To the original question I have to say that I am very much undecided. One of the things I liked about my first Amiga was that everything worked. I'de buy a game, put in the floppy and voila. Awesome. However, as time moved on some stuff required, or at least would benefit from extra hardware. But still, it was a small enough amount of upgrades to understand all of the options in depth. I liked how all of that worked and continues to work.
I used to like my PC having loads of options too. My 486 had so many bays and slots it was silly. As times gone on I find I use less bays and slots, I simply don't need them. The average pc mobo these days has built in everything with the exception of graphics (sometimes). Add a graphics card if you need one and what else do you need? An SSD and an optical drive maybe? I hardly use my optical drive these days, just an SSD and a card reader would do. As for upgrading the CPU and RAM, how often does that end up with a mobo replacement? It's often cheaper to get a newer mobo and CPU than finding a faster CPU for an older socket.

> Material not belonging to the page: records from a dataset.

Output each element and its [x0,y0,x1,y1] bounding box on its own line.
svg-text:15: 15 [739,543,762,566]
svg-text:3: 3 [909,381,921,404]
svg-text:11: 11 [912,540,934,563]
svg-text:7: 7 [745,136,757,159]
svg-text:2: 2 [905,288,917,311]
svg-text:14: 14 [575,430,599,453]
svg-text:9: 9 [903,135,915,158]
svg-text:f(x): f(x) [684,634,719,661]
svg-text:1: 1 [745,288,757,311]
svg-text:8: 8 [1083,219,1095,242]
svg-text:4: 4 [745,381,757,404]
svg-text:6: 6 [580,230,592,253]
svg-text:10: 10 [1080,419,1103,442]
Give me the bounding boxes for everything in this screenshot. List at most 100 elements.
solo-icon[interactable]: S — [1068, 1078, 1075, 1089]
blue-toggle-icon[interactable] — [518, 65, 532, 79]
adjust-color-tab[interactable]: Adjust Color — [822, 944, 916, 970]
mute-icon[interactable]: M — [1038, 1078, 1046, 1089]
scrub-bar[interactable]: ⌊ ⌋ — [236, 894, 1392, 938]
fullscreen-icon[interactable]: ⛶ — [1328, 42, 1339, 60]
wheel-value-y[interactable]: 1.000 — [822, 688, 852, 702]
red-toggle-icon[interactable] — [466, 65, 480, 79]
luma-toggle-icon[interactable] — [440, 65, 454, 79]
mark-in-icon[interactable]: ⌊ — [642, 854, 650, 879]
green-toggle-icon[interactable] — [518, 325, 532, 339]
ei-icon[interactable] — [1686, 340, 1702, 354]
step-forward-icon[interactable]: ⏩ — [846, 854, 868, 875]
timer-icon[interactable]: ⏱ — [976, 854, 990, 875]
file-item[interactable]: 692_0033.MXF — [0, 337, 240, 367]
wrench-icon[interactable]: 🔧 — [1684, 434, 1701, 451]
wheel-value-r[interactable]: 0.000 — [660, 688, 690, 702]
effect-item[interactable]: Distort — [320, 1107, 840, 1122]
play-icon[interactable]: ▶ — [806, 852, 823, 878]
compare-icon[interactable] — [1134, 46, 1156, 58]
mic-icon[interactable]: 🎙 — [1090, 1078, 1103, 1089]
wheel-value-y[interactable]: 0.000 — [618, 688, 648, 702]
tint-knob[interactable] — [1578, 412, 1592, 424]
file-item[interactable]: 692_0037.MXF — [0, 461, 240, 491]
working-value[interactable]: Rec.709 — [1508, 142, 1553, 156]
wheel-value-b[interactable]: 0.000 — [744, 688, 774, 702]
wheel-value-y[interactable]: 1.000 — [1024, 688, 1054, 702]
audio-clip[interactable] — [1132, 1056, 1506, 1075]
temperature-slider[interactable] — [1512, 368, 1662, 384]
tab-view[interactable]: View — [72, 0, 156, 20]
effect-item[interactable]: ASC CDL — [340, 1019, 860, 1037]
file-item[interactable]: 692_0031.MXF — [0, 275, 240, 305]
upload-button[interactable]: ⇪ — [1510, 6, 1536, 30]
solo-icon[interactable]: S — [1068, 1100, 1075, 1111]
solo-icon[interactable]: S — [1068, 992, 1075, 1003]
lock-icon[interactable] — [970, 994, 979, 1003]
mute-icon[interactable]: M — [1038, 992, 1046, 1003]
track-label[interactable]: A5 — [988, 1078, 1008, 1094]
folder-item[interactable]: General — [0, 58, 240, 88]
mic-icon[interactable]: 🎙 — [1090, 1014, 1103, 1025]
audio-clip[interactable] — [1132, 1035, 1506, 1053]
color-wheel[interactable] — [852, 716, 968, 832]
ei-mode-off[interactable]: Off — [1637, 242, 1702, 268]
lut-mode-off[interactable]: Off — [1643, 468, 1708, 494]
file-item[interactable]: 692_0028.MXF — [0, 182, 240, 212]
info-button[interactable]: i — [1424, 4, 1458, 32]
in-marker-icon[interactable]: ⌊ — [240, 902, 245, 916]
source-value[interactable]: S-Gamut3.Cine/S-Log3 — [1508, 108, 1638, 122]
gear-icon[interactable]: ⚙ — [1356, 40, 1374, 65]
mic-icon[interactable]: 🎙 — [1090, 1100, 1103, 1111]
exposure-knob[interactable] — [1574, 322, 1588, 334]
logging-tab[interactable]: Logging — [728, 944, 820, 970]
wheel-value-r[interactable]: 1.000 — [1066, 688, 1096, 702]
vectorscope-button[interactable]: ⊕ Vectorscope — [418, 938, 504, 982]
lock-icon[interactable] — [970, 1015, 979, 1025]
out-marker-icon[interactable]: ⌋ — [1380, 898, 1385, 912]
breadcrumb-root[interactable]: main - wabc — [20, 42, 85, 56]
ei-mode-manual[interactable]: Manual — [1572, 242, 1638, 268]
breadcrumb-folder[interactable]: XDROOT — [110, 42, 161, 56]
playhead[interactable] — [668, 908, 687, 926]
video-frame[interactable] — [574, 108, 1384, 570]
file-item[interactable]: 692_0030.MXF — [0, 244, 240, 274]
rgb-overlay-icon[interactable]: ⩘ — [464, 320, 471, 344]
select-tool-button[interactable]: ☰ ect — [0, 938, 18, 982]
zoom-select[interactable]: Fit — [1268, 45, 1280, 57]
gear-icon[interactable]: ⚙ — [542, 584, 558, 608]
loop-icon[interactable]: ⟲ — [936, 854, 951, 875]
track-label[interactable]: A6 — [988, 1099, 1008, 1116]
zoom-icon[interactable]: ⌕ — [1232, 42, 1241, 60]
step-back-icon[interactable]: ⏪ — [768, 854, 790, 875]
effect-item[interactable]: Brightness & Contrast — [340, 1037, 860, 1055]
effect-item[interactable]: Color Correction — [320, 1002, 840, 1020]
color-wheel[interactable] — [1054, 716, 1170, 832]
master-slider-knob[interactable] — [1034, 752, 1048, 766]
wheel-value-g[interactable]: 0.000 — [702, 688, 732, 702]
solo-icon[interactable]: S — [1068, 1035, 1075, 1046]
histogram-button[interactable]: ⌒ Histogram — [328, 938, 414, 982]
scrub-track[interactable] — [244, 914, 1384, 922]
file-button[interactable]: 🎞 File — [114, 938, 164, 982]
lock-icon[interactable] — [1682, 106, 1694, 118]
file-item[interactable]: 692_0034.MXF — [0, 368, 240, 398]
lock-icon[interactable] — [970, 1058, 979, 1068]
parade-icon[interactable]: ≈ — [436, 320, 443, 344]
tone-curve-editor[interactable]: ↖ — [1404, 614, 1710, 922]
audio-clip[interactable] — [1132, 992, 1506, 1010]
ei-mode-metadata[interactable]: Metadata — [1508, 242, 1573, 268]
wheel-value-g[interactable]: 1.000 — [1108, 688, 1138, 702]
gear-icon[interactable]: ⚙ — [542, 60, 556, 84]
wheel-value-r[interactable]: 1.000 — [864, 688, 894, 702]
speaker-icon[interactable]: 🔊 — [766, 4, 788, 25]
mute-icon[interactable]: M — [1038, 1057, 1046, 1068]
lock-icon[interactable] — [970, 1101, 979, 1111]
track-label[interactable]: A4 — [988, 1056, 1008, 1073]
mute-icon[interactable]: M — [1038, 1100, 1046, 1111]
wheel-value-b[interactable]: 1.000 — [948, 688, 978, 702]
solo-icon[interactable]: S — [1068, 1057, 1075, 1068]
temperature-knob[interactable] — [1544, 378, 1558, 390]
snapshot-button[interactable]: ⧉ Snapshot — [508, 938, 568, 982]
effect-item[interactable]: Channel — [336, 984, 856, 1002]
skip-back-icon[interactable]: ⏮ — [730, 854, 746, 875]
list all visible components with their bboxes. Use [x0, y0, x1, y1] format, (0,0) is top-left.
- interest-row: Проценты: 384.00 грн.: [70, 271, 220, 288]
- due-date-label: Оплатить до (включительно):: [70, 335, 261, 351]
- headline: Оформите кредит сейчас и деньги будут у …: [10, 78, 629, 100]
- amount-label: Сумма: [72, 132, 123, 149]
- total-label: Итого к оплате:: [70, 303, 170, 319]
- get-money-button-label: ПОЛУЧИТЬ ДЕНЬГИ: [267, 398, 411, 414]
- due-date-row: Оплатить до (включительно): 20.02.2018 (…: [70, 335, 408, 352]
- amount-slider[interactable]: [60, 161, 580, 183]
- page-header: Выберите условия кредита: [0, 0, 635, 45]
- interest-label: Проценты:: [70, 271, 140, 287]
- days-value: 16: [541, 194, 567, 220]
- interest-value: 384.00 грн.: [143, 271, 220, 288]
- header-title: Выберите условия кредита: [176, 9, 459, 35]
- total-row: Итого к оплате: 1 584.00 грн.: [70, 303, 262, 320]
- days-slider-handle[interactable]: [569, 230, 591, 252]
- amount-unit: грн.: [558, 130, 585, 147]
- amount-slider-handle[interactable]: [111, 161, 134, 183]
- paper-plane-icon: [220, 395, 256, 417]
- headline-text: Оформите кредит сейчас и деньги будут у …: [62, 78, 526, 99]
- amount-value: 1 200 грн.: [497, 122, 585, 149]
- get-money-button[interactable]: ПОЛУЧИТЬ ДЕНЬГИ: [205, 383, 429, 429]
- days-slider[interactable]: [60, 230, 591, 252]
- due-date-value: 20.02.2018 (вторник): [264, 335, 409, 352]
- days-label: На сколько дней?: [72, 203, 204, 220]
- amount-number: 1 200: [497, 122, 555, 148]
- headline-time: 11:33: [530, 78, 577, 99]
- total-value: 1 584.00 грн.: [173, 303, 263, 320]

Even that once huge hard disk, or even RAID that a true power might use is probably better inserted into a NAS enclosure for convenient network access.
I guess what I'm saying is that even though the pc platform is very open, market forces for the typical user make a lot of our choices for us. Often to the point that it might as well been a closed platform in the first place.
A extra smothering of irony can be found in the jailbreaking of consoles of course. Closed platform it may be but someone will always find a way of opening up a console.
As to whatever is the best or worse approach, I just don't know. I just look forward to whatever it is memristor will do to the market, that will be fun.